Demikian dikatakan Sekretaris Daerah (Sekda) Provinsi Kepulauan Bangka Belitung (Bangka Belitung), Yan Megawandi saat apel pagi atau standing meeting di Dinas Kebudayaan dan Pariwisata (Disbudpar) Bangka Belitung, di Jalan Profesi No. 2, Air Itam, Pangkalpinang, Selasa (12/2/2019).

Yan mengatakan bahwa RIPPARPROV menjadi pedoman BPK (Badan Pemeriksa Keuangan) dalam menilai kinerja pariwisata.

“Perencanaan kita harus sejalan dengan RIPPARPROV, karena ini menjadi pedoman BPK saat melakukan penilaian pariwisata daerah kita. Kalau pedomannya tidak sesuai dengan perencanaan kita, maka kita keliru,” kata Yan.

Sebelum menutup, kembali dikatakan Yan bahwa Bangka Belitung merupakan provinsi pertama yang diuji coba kinerja pariwisatanya.

“Saat ini Provinsi Kepulauan Bangka Belitung menjadi provinsi pertama yang diuji coba kinerja pariwisatanya.

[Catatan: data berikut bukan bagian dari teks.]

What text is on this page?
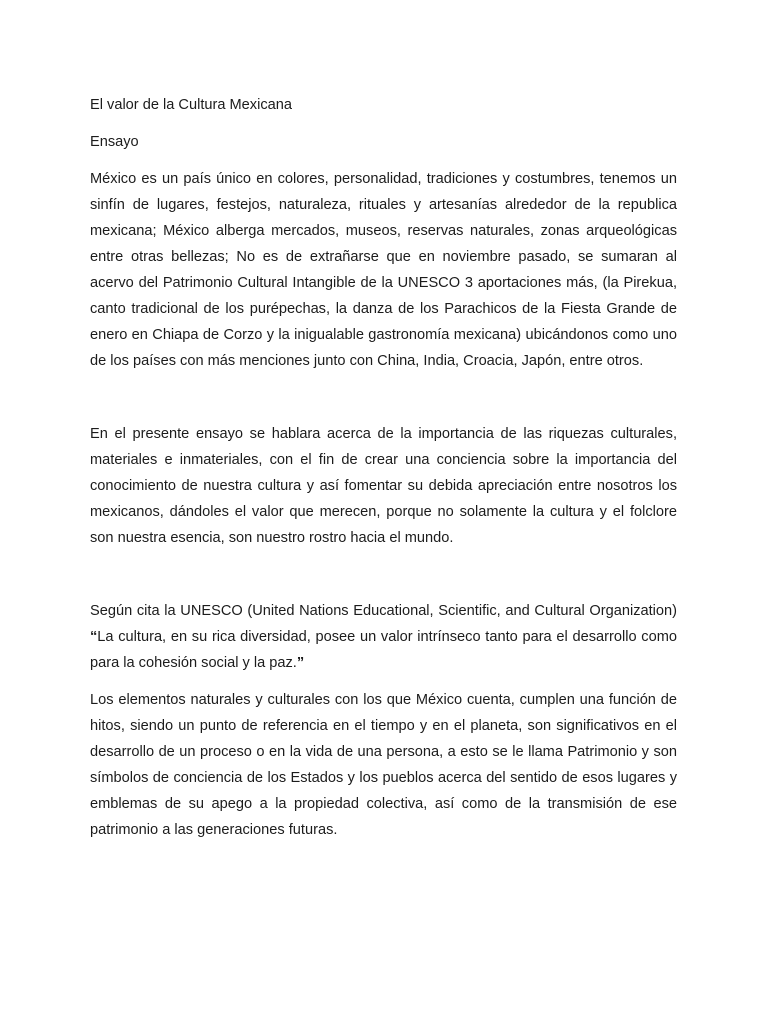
El valor de la Cultura Mexicana

Ensayo

México es un país único en colores, personalidad, tradiciones y costumbres, tenemos un sinfín de lugares, festejos, naturaleza, rituales y artesanías alrededor de la republica mexicana; México alberga mercados, museos, reservas naturales, zonas arqueológicas entre otras bellezas; No es de extrañarse que en noviembre pasado, se sumaran al acervo del Patrimonio Cultural Intangible de la UNESCO 3 aportaciones más, (la Pirekua, canto tradicional de los purépechas, la danza de los Parachicos de la Fiesta Grande de enero en Chiapa de Corzo y la inigualable gastronomía mexicana) ubicándonos como uno de los países con más menciones junto con China, India, Croacia, Japón, entre otros.

En el presente ensayo se hablara acerca de la importancia de las riquezas culturales, materiales e inmateriales, con el fin de crear una conciencia sobre la importancia del conocimiento de nuestra cultura y así fomentar su debida apreciación entre nosotros los mexicanos, dándoles el valor que merecen, porque no solamente la cultura y el folclore son nuestra esencia, son nuestro rostro hacia el mundo.

Según cita la UNESCO (United Nations Educational, Scientific, and Cultural Organization) “La cultura, en su rica diversidad, posee un valor intrínseco tanto para el desarrollo como para la cohesión social y la paz.”

Los elementos naturales y culturales con los que México cuenta, cumplen una función de hitos, siendo un punto de referencia en el tiempo y en el planeta, son significativos en el desarrollo de un proceso o en la vida de una persona, a esto se le llama Patrimonio y son símbolos de conciencia de los Estados y los pueblos acerca del sentido de esos lugares y emblemas de su apego a la propiedad colectiva, así como de la transmisión de ese patrimonio a las generaciones futuras.
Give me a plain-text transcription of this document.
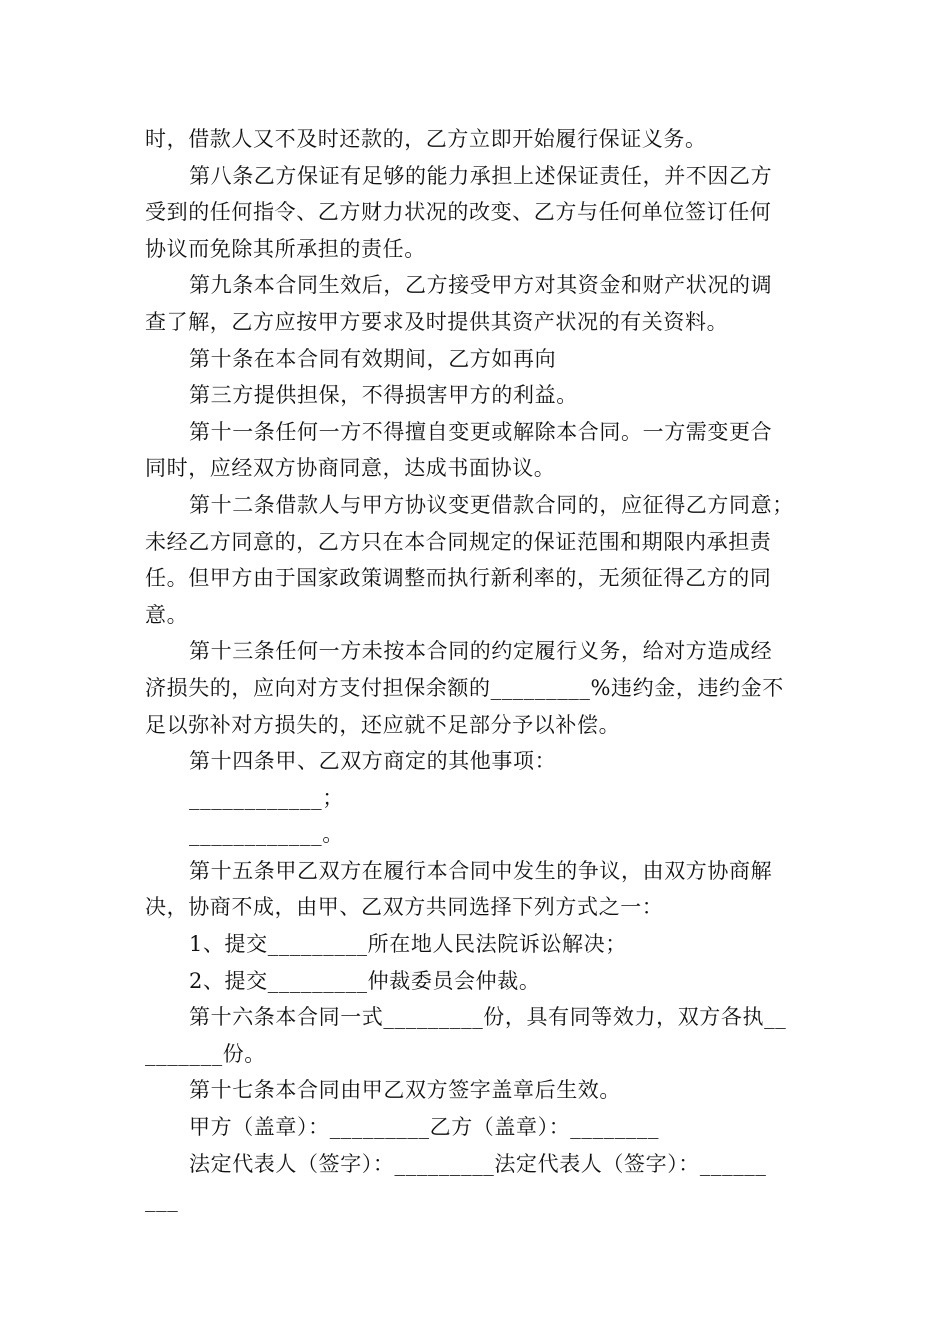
时，借款人又不及时还款的，乙方立即开始履行保证义务。
第八条乙方保证有足够的能力承担上述保证责任，并不因乙方
受到的任何指令、乙方财力状况的改变、乙方与任何单位签订任何
协议而免除其所承担的责任。
第九条本合同生效后，乙方接受甲方对其资金和财产状况的调
查了解，乙方应按甲方要求及时提供其资产状况的有关资料。
第十条在本合同有效期间，乙方如再向
第三方提供担保，不得损害甲方的利益。
第十一条任何一方不得擅自变更或解除本合同。一方需变更合
同时，应经双方协商同意，达成书面协议。
第十二条借款人与甲方协议变更借款合同的，应征得乙方同意；
未经乙方同意的，乙方只在本合同规定的保证范围和期限内承担责
任。但甲方由于国家政策调整而执行新利率的，无须征得乙方的同
意。
第十三条任何一方未按本合同的约定履行义务，给对方造成经
济损失的，应向对方支付担保余额的_________%违约金，违约金不
足以弥补对方损失的，还应就不足部分予以补偿。
第十四条甲、乙双方商定的其他事项：
____________；
____________。
第十五条甲乙双方在履行本合同中发生的争议，由双方协商解
决，协商不成，由甲、乙双方共同选择下列方式之一：
1、提交_________所在地人民法院诉讼解决；
2、提交_________仲裁委员会仲裁。
第十六条本合同一式_________份，具有同等效力，双方各执__
_______份。
第十七条本合同由甲乙双方签字盖章后生效。
甲方（盖章）：_________乙方（盖章）：________
法定代表人（签字）：_________法定代表人（签字）：______
___
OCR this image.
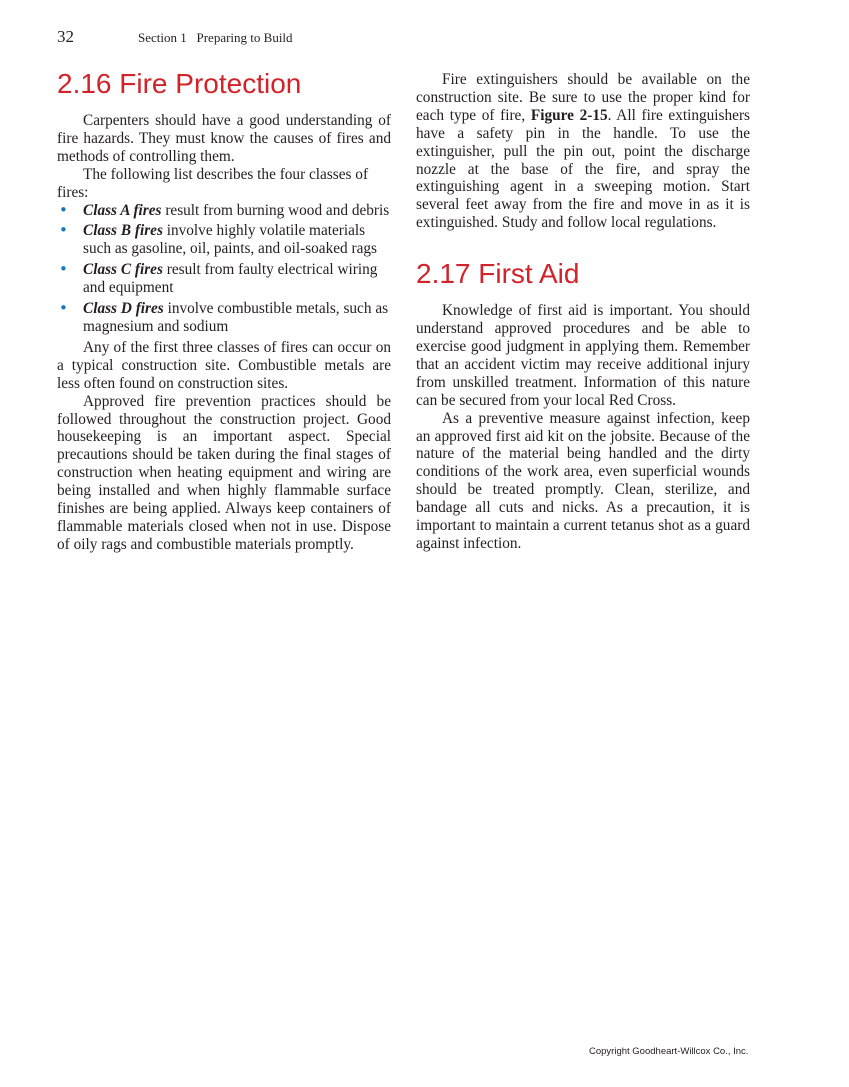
32	Section 1   Preparing to Build
2.16 Fire Protection

Carpenters should have a good understanding of fire hazards. They must know the causes of fires and methods of controlling them.

The following list describes the four classes of fires:

• Class A fires result from burning wood and debris
• Class B fires involve highly volatile materials such as gasoline, oil, paints, and oil-soaked rags
• Class C fires result from faulty electrical wiring and equipment
• Class D fires involve combustible metals, such as magnesium and sodium

Any of the first three classes of fires can occur on a typical construction site. Combustible metals are less often found on construction sites.

Approved fire prevention practices should be followed throughout the construction project. Good housekeeping is an important aspect. Special precautions should be taken during the final stages of construction when heating equipment and wiring are being installed and when highly flammable surface finishes are being applied. Always keep containers of flammable materials closed when not in use. Dispose of oily rags and combustible materials promptly.

Fire extinguishers should be available on the construction site. Be sure to use the proper kind for each type of fire, Figure 2-15. All fire extinguishers have a safety pin in the handle. To use the extinguisher, pull the pin out, point the discharge nozzle at the base of the fire, and spray the extinguishing agent in a sweeping motion. Start several feet away from the fire and move in as it is extinguished. Study and follow local regulations.

2.17 First Aid

Knowledge of first aid is important. You should understand approved procedures and be able to exercise good judgment in applying them. Remember that an accident victim may receive additional injury from unskilled treatment. Information of this nature can be secured from your local Red Cross.

As a preventive measure against infection, keep an approved first aid kit on the jobsite. Because of the nature of the material being handled and the dirty conditions of the work area, even superficial wounds should be treated promptly. Clean, sterilize, and bandage all cuts and nicks. As a precaution, it is important to maintain a current tetanus shot as a guard against infection.

Copyright Goodheart-Willcox Co., Inc.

Untuk itu, yang berkaitan dengan perencanaan pariwisata harus matang dan tepat, sehingga nantinya apa pun yang kita laksanakan tidak mengeluarkan anggaran semata, tapi benar-benar bermanfaat sesuai yang telah direncanakan,” tutupnya.

Standing meeting dihadiri oleh sebagian besar pegawai di lingkungan Disbudpar Bangka Belitung, baik ASN (Aparatur Sipili Negara) dan juga PHL (Pekerja Harian Lepas).